Focusing on organic wines and wine tourism
Maison Cazes, which belongs to international group Advini, is rightly deemed to be one of Roussillon’s driving forces, pioneering wine tourism and biodynamics in France. Its dry and sweet wines are served at Michelin-starred tables around the world. With 330 hectares of vines farmed organically, biodynamically and according to HVE 3 standards, Cazes estates own Clos de Paulilles near Collioure, Domaine du Chêne in the Aspres and Mas Latour Lavail along the terraces of the river Têt.

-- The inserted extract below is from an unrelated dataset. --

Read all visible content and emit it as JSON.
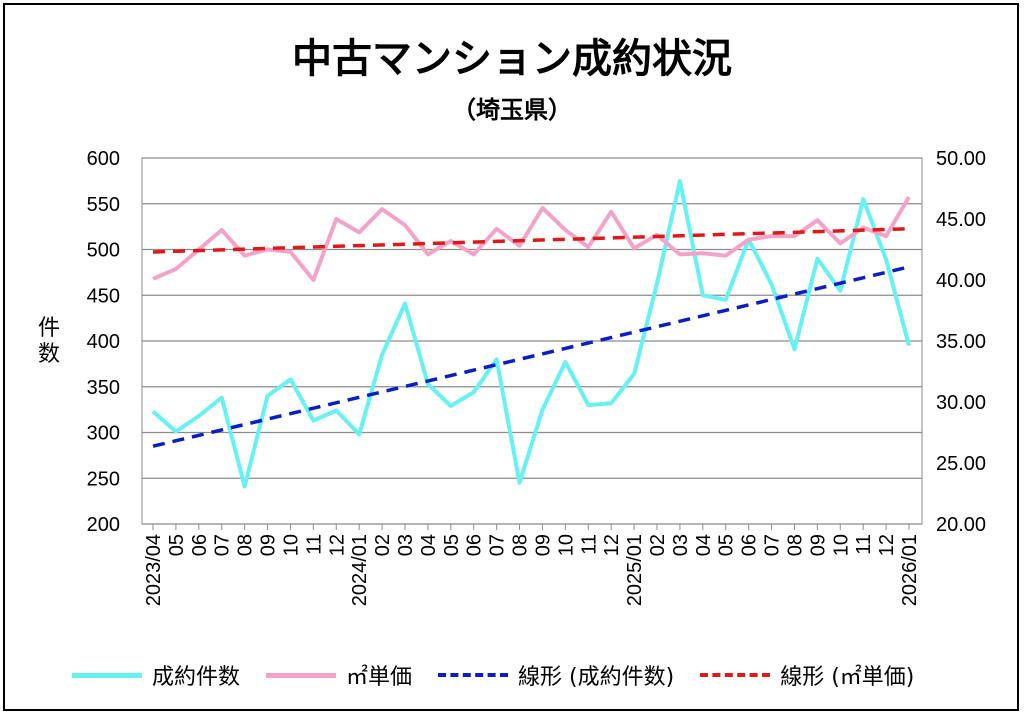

A leading light for organic wine, at the cutting edge of innovation, the company has both Ecocert and Biodivin certification, and is also certified in Switzerland, the United States, Canada, Japan, Brazil, South Korea and China.
“We are the leading Roussillon company in the restaurant and travel retail sectors. We are due to launch the Cap au Sud brand in supermarkets, which is a range of three dry organic and biodynamic Pays d'Oc wines, and Grand Cap, a Côtes du Roussillon Village. These are sun-filled, full-bodied, Catalan wines, with a consumer-focused app inspired by the lunar calendar”, says Domaine Cazes’ managing director.
Lionel Lavail, managing director of Maison Cazes in Rivesaltes
The company aims to showcase Catalan lifestyle at its organic ‘canteen’ La Table d'Aimé in Rivesaltes and its guest rooms at Mas Latour Lavail. “At Domaine du Grand Chêne, a 35-hectare property at the foot of Mount Canigou, we are converting the vineyards over to biodynamic and plan to make natural wines under the Côtes du Roussillon Village Les Aspres appellation”, says Lavail. And that’s an offer the Chinese are not likely to pass up on.